Manufacturing or procuring personalised drug cocktails within hours is impossible at present, given the physical constraints and limitations of pharmaceutical production and supply chains. The concentration of power within a few dominant technology corporations, such as Google, Amazon, and Microsoft controlling vast computational infrastructure and access to global data, both essential for developing advanced AI systems should be discussed further. Their dominance enables them to shape markets and public policy, raising serious concerns about the erosion of national sovereignty and accountability.
The proposed $500 billion investment is substantial, but ample financial resources do not necessitate success, particularly when the projected timeframe is significantly compressed. To make breakthroughs in AI-powered cancer care, we need sustained investment in computational infrastructure, fundamental biological research, new drug discovery, and clinical trials. These processes require extensive infrastructure, including large data centres and a vast network of research institutions, hospitals, and factories.
Although the goal of using AI to improve cancer treatment is commendable, the assertions made in the "Stargate" announcement are overly optimistic based on contemporary medical science and technology. A realistic timeline for major advancements in this domain may extend to several years, requiring ongoing investment, rigorous research, and a collaborative approach involving scientists, clinicians, and technologists.

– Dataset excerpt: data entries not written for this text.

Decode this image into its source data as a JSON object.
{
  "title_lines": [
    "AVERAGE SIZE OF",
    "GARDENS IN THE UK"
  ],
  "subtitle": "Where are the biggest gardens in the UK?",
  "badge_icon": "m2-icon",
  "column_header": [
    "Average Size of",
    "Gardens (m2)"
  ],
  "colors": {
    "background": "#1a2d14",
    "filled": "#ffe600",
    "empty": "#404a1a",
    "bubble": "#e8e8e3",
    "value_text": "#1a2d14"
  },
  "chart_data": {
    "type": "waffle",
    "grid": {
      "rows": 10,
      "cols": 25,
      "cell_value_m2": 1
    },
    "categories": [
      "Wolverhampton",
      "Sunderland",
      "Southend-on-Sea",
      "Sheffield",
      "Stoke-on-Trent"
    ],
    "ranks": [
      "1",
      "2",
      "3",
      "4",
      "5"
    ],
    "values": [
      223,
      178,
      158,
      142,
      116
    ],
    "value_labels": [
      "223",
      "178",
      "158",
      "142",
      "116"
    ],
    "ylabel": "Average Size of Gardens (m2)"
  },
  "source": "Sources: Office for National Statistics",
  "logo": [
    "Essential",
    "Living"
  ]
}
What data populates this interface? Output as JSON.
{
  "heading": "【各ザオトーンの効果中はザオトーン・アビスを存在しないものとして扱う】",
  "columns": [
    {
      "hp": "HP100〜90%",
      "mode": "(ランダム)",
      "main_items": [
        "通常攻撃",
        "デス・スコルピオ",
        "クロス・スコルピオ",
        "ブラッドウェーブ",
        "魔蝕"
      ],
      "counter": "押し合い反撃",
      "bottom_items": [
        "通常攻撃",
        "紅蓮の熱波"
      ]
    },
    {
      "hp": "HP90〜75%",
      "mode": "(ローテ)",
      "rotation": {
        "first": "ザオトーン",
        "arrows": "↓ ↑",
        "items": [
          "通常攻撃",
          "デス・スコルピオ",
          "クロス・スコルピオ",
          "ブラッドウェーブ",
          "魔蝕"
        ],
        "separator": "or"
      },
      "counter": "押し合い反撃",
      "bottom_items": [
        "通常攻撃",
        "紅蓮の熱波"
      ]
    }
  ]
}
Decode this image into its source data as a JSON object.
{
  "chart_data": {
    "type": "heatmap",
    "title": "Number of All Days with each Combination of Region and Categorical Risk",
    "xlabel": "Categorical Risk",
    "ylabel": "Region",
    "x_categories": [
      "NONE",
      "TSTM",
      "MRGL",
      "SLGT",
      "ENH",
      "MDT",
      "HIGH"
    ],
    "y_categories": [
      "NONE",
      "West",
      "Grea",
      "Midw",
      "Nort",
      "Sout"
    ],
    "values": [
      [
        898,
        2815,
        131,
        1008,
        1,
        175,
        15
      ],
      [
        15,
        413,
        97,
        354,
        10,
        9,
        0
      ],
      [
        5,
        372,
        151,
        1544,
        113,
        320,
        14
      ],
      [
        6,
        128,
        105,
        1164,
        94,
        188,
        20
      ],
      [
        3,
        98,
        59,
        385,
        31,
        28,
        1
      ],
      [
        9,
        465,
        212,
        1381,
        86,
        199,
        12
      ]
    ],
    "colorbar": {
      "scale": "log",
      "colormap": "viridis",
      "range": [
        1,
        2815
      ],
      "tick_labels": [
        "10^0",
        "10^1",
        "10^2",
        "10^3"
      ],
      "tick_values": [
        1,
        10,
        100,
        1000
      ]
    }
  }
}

The "Stargate" project, as presented, appears to be driven more by political aspirations for a rapid technological revolution and a “quick fix approach” than by a reasonable assessment of the challenges and opportunities in the fight against cancer. Such hype or over-optimistic claims could potentially give patients with cancer and their families false hope, which is currently not based on medical evidence. Actual and realistic advancements in this field require considerable time, extensive research, and realistic expectations.